The medicinal plant Vinca minor produces vincamine, a compound used for neurodegenerative diseases, along with a diverse array of monoterpenoid indole alkaloids (MIAs) primarily within the aspidosperma and akuammiline subclasses. While recent studies have elucidated the core biosynthetic pathways for these subclasses, the transformations of key intermediates into the vast diversity of naturally occurring alkaloids remain poorly understood. In this study, we identify and characterize two promiscuous cytochrome P450 monooxygenases (CYPs) in V. minor: vincaminoreine/pericyclivine 10-hydroxylase (VmV10H) and pseudoakuammigine 10-hydroxylase (VmPs10H), both exhibiting high substrate versatility. VmV10H catalyzes the hydroxylation of structurally diverse MIAs, including vincaminoreine, pericyclivine, apparicine, and akuammidine, while VmPs10H demonstrates a preference for akuammiline type MIAs such as pseudoakuammigine, picrinine, and strictamine. Homology modeling and substrate docking reveal active site architecture of these enzymes, suggesting a consistent mechanism for C10 hydroxylation across all substrates. The discovery of VmV10H and VmPs10H not only broadens our understanding of MIA biosynthesis but also expands the enzymatic toolkit for the metabolic engineering of pharmaceutical MIAs, including akuammine, a μ-opioid receptor agonist with analgesic properties.

查看原文本刊更多论文

用于阿片类阿库胺生物合成和单萜类吲哚生物碱多样化的混杂和区域特异性长春花小羟化酶

药用植物小长春花产生长春胺，一种用于神经退行性疾病的化合物，以及多种主要在aspidosperma和akuammiline亚类中的单萜类吲哚生物碱（mia）。虽然最近的研究已经阐明了这些亚类的核心生物合成途径，但对关键中间体转化为大量自然存在的生物碱的过程仍然知之甚少。在这项研究中，我们鉴定并表征了小葡萄球菌中两种混杂的细胞色素P450单加氧酶（CYPs）：长春氨基碱/周环葡萄碱10-羟化酶（VmV10H）和假阿库米明10-羟化酶（VmPs10H），两者都表现出高底物通用性。VmV10H催化结构多样的mia羟基化，包括长春胺、周环素、哌啶和阿库胺，而VmPs10H则偏爱阿库胺型mia，如假阿库胺、匹克林和strictamine。同源性建模和底物对接揭示了这些酶的活性位点结构，表明C10羟基化作用在所有底物中具有一致的机制。VmV10H和VmPs10H的发现不仅拓宽了我们对MIA生物合成的理解，而且扩展了用于药物MIA代谢工程的酶学工具箱，包括具有镇痛特性的μ-阿片受体激动剂阿库胺。

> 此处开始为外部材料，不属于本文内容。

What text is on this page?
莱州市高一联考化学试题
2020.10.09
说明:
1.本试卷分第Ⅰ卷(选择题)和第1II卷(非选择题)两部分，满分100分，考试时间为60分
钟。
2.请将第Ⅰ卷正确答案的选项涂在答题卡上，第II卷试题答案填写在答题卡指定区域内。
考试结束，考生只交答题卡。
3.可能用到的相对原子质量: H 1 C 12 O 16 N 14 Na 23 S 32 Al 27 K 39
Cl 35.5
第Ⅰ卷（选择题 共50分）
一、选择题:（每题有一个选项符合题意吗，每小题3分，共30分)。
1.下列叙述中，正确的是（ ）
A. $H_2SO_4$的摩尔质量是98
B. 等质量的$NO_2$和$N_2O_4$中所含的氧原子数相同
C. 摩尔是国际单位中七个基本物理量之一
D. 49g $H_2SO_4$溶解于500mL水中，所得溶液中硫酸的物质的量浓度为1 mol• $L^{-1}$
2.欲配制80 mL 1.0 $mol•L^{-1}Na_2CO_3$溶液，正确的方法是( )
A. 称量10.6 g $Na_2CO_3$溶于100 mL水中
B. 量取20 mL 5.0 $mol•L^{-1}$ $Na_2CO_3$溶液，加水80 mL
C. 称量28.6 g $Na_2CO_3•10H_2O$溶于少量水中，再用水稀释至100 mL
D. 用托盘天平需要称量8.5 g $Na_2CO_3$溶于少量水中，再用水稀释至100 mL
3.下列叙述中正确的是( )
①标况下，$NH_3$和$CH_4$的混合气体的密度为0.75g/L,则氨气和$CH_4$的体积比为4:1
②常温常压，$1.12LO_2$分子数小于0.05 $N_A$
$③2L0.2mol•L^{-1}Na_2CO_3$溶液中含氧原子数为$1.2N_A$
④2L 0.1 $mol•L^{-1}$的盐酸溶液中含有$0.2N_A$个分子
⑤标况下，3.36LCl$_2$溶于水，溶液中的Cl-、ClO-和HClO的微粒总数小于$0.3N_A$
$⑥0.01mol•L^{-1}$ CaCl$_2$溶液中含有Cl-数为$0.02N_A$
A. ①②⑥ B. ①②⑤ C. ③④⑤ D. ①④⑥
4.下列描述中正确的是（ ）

本文章由计算机程序翻译，如有差异，请以英文原文为准。

求助全文

约1分钟内获得全文求助全文

来源期刊

Plant Physiology and Biochemistry 生物-植物科学

CiteScore

11.10

自引率

3.10%

发文量

410

审稿时长

33 days

期刊介绍： Plant Physiology and Biochemistry publishes original theoretical, experimental and technical contributions in the various fields of plant physiology (biochemistry, physiology, structure, genetics, plant-microbe interactions, etc.) at diverse levels of integration (molecular, subcellular, cellular, organ, whole plant, environmental). Opinions expressed in the journal are the sole responsibility of the authors and publication does not imply the editors'' agreement. Manuscripts describing molecular-genetic and/or gene expression data that are not integrated with biochemical analysis and/or actual measurements of plant physiological processes are not suitable for PPB. Also "Omics" studies (transcriptomics, proteomics, metabolomics, etc.) reporting descriptive analysis without an element of functional validation assays, will not be considered. Similarly, applied agronomic or phytochemical studies that generate no new, fundamental insights in plant physiological and/or biochemical processes are not suitable for publication in PPB. Plant Physiology and Biochemistry publishes several types of articles: Reviews, Papers and Short Papers. Articles for Reviews are either invited by the editor or proposed by the authors for the editor''s prior agreement. Reviews should not exceed 40 typewritten pages and Short Papers no more than approximately 8 typewritten pages. The fundamental character of Plant Physiology and Biochemistry remains that of a journal for original results.